To determine the speed of the wind on a Savonius wind turbine based on the speeds of vehicles passing by, we need to consider the relative wind speed created by the movement of the vehicles.
Assuming the vehicles are moving at a constant speed of 100 km/h (or 27.8 m/s), and we want to find the wind speed at the turbine's rotor diameter, we can use the concept of wind speed ratio.
The wind speed ratio is the ratio between the effective wind speed experienced by the turbine and the actual wind speed. It can be calculated using the following formula:
Wind speed ratio = (Turbine rotor speed) / (Vehicle speed)
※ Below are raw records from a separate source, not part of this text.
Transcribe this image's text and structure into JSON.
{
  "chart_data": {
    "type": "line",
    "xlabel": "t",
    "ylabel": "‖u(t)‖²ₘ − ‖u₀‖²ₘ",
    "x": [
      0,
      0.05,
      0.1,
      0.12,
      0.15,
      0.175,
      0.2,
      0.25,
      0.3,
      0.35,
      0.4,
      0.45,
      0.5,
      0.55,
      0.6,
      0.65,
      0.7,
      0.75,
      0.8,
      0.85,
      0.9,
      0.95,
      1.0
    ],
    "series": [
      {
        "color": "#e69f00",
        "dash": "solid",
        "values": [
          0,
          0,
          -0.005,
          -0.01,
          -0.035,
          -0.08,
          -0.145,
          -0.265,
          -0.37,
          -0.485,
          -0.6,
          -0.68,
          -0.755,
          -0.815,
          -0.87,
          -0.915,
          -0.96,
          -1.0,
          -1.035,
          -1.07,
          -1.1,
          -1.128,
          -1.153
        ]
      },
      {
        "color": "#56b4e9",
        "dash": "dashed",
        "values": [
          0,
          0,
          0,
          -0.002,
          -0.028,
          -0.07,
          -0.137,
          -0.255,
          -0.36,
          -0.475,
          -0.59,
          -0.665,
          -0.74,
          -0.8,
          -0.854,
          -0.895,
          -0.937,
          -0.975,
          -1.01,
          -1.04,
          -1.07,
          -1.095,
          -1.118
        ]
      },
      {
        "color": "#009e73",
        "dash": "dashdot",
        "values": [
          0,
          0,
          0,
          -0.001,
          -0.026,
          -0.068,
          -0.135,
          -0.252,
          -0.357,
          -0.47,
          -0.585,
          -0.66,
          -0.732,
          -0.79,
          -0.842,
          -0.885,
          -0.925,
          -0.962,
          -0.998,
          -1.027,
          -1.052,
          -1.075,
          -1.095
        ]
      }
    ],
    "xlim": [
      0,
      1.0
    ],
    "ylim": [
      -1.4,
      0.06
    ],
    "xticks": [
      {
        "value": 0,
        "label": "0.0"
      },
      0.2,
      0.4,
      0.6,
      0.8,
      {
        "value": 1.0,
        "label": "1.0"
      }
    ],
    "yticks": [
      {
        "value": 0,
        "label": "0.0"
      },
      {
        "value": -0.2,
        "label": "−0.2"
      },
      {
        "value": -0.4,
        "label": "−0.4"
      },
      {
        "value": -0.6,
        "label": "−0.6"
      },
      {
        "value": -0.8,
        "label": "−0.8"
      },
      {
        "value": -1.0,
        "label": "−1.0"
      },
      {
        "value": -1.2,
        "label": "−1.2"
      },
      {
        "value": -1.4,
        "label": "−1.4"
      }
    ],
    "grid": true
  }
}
In this case, the turbine rotor speed is determined by the circumference of the rotor, which is given by:
Circumference = π × Diameter Rotor speed = Circumference × Angular velocity
Now, assuming the Savonius wind turbine has a rotor diameter of 0.5 meters and considering a typical angular velocity of 2π radians per second, we can calculate the rotor speed:
Circumference = π × 0.5m = 1.57m Rotor speed = 1.57m × 2π rad/s = 9.87 m/s
Finally, we can calculate the wind speed ratio:
Wind speed ratio = 9.87 m/s / 27.8 m/s ≈ 0.354
Therefore, the speed of the wind experienced by the Savonius wind turbine, based on vehicles moving at 100 km/h and a rotor diameter of 0.5 meters, would be approximately 35.4% of the vehicle speed or 9.87 m/s.